沈砚辞瞳孔骤缩,他怎么也没想到,秦少羽的父亲竟然还活着,而且才是幕后真正的黑手!他握紧玉佩长剑,金色印记与黑光同时亮起:“你休想!”

秦仲不屑地笑了笑,举起锁魂石碎片,朝着秦少羽的方向走去:“现在阻止我,已经晚了。秦少羽的魂已经和镇煞玉产生了共鸣,只要我拿到他的魂,就能完成转生……”

就在这千钧一发之际,沉睡的秦少羽突然睁开眼睛,眼底的黑印记爆发出强烈的光芒,胸口的锁魂石碎片再次浮现:“爹,你错了,魂契者的使命不是帮你转生,是守护……”

秦少羽的身体突然化作一道白光,朝着镇煞玉飞去。秦仲想阻止,却被沈砚辞和黑影拦住。白光撞在镇煞玉上的瞬间,镇煞玉突然爆发出强烈的金光,将秦仲的锁魂石碎片震飞,同时,整个石室开始剧烈摇晃,地面缓缓上升——煞墟正在被封印!

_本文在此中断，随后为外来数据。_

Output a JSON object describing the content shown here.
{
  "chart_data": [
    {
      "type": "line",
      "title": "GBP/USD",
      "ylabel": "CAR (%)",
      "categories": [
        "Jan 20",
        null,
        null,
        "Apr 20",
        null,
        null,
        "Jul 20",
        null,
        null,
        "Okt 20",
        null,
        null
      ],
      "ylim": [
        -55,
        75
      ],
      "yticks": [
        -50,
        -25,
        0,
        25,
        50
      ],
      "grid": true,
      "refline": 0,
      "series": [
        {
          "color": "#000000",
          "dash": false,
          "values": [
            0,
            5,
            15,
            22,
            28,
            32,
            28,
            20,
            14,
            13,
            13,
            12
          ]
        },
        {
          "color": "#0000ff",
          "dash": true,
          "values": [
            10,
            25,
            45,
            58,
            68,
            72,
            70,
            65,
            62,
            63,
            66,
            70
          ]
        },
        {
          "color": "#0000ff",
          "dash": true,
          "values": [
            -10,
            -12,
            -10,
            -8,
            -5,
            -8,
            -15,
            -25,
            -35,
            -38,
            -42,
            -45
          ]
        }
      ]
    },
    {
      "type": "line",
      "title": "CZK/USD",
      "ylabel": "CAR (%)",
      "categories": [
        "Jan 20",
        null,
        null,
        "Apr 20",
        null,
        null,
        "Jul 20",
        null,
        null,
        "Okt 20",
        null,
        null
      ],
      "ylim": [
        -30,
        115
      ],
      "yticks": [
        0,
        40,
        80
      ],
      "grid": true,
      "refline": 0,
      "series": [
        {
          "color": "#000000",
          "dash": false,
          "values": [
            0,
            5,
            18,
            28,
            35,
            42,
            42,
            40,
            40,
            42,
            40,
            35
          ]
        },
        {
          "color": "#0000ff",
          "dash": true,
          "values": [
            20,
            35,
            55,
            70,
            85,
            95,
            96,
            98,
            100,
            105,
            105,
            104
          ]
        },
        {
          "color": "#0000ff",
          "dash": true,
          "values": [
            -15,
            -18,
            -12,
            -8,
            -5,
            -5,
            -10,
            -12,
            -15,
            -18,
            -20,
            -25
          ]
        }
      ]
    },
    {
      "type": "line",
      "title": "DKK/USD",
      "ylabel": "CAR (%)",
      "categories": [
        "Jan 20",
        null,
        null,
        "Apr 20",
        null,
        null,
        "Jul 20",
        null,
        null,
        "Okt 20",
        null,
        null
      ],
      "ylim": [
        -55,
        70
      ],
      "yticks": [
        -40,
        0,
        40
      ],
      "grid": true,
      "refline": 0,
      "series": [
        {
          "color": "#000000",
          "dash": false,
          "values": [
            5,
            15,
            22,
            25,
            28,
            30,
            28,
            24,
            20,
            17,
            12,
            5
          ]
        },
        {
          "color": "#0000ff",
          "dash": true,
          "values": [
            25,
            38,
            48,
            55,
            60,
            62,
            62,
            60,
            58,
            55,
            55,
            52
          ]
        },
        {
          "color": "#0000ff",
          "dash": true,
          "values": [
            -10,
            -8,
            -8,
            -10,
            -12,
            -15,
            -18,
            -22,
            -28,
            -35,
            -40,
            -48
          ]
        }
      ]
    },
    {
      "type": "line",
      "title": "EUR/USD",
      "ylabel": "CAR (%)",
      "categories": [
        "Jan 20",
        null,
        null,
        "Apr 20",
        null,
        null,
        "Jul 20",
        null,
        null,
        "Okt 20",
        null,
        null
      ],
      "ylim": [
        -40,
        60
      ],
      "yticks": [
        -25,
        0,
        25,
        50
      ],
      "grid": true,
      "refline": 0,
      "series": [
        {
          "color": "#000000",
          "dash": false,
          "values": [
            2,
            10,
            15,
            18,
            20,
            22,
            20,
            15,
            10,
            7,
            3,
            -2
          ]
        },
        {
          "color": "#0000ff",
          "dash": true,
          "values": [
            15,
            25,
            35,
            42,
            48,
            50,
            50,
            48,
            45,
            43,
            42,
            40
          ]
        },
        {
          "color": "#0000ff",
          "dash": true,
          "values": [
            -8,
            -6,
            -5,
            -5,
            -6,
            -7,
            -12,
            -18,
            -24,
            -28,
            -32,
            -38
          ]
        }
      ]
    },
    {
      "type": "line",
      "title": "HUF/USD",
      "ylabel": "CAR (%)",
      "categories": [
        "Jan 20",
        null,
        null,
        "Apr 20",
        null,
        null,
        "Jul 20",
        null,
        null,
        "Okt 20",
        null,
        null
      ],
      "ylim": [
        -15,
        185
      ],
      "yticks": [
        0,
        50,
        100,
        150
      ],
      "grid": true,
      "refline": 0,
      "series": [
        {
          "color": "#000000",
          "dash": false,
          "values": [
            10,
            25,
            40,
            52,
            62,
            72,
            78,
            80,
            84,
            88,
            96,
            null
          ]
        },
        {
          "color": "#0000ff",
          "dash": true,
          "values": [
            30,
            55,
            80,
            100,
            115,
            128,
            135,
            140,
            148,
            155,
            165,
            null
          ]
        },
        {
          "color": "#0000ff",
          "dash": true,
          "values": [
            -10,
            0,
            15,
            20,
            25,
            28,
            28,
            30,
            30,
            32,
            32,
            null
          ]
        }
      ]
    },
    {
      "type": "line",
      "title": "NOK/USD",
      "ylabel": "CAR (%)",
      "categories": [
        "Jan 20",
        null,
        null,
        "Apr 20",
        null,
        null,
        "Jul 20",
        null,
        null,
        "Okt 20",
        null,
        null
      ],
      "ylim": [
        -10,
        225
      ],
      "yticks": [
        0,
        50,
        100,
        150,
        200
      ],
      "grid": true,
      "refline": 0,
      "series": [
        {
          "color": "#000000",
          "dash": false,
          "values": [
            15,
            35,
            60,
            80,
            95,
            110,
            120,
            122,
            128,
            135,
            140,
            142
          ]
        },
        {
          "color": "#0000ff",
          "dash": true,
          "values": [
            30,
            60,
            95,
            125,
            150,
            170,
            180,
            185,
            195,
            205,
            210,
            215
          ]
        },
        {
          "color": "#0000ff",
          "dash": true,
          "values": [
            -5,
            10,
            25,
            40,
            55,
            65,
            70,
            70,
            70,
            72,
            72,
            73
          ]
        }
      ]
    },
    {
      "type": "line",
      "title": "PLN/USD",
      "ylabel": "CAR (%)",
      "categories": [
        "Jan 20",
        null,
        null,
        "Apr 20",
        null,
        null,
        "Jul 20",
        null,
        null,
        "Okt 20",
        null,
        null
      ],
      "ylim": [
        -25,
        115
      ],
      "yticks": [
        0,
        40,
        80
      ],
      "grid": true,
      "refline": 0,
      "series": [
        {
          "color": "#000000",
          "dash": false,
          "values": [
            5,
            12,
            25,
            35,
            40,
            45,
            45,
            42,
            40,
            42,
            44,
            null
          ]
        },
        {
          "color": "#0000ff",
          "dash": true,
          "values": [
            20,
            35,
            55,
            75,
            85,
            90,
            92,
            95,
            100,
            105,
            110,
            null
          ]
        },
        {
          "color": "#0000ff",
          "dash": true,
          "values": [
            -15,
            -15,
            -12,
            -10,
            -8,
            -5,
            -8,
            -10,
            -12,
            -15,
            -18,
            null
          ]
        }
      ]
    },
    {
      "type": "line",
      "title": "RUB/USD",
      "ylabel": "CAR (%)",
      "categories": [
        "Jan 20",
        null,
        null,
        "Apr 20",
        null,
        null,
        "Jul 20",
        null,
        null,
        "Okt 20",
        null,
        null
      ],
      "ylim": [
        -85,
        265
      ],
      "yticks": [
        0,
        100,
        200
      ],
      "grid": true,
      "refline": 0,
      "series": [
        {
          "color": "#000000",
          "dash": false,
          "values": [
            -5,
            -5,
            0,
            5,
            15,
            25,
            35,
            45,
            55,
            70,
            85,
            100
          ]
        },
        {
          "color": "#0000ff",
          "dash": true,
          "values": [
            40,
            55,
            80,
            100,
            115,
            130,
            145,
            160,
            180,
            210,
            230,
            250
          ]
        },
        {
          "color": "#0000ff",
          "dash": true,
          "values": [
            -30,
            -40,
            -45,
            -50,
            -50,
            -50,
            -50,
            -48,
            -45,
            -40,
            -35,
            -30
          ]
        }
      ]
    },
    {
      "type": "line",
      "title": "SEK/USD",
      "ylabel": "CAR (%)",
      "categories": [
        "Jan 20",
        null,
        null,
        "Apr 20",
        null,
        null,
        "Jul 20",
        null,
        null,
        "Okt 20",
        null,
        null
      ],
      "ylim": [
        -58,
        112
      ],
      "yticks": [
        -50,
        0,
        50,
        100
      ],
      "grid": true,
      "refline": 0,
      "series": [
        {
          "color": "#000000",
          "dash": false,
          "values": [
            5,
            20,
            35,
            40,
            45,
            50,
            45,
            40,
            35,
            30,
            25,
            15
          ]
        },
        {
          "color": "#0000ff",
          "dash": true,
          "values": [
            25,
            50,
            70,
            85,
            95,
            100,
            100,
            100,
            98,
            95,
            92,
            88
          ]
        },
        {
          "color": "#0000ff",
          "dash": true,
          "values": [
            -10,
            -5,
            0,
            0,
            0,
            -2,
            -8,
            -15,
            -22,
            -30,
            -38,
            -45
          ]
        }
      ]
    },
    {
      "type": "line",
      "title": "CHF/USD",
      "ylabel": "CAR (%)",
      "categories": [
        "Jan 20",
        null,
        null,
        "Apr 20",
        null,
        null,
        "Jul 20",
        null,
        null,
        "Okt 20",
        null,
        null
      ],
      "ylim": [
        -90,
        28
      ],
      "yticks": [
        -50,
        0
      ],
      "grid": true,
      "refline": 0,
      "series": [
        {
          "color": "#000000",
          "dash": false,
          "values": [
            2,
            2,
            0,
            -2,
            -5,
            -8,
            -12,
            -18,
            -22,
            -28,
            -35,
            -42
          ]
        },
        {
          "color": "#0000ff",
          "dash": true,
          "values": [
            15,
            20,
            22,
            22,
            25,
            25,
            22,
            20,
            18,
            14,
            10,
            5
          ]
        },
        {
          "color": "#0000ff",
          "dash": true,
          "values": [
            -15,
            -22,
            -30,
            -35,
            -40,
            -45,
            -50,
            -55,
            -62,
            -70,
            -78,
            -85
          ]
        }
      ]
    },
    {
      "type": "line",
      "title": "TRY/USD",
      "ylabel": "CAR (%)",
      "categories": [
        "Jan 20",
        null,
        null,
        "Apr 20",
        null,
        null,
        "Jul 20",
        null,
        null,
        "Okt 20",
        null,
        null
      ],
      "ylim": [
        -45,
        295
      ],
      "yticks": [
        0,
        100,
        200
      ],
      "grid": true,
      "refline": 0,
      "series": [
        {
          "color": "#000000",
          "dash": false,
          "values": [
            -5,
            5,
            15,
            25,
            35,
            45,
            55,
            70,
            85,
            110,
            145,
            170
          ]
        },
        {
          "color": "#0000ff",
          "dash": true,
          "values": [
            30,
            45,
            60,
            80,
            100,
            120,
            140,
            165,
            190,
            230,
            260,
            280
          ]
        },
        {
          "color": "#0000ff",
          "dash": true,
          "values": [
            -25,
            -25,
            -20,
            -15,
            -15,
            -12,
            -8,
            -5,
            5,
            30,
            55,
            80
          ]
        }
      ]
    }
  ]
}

“不!”秦仲气得嘶吼起来,想要冲过去抓住镇煞玉,却被突然升起的石壁挡住。石壁将他困在角落里,黑气逐渐将他吞噬,他的惨叫声越来越远,最终消失不见。

镇煞玉的金光越来越亮,沈砚辞和沈长风、黑影、拓拔雪被金光包裹着,缓缓升出煞墟。当他们再次回到总坛时,煞墟的入口已经被彻底封死,地面恢复了平整,仿佛从未有过那个恐怖的地下世界。

沈砚辞抱着沉睡的秦少羽,看着父亲苍白却欣慰的脸,还有身边受伤却笑着的黑影和拓拔雪,终于松了一口气。可他手腕的金色印记里,黑光却突然闪烁了一下,仿佛在提醒他——煞主的本源虽然被封印,但那个与他共生的煞性,还在他的印记里,未来,或许还会有新的危机。

他低头看了看怀里的秦少羽,又看了看手里的完整玉佩,心中暗暗发誓:不管未来有什么危机,他都会守护好身边的人,守护好这个江湖,完成父亲和先民的使命。

而此刻,远在千里之外的一座山峰上,一个穿黑袍的人看着万毒谷的方向,嘴角勾起一抹诡异的笑,手里拿着一块与沈砚辞相似的玉佩——故事,似乎还没有结束。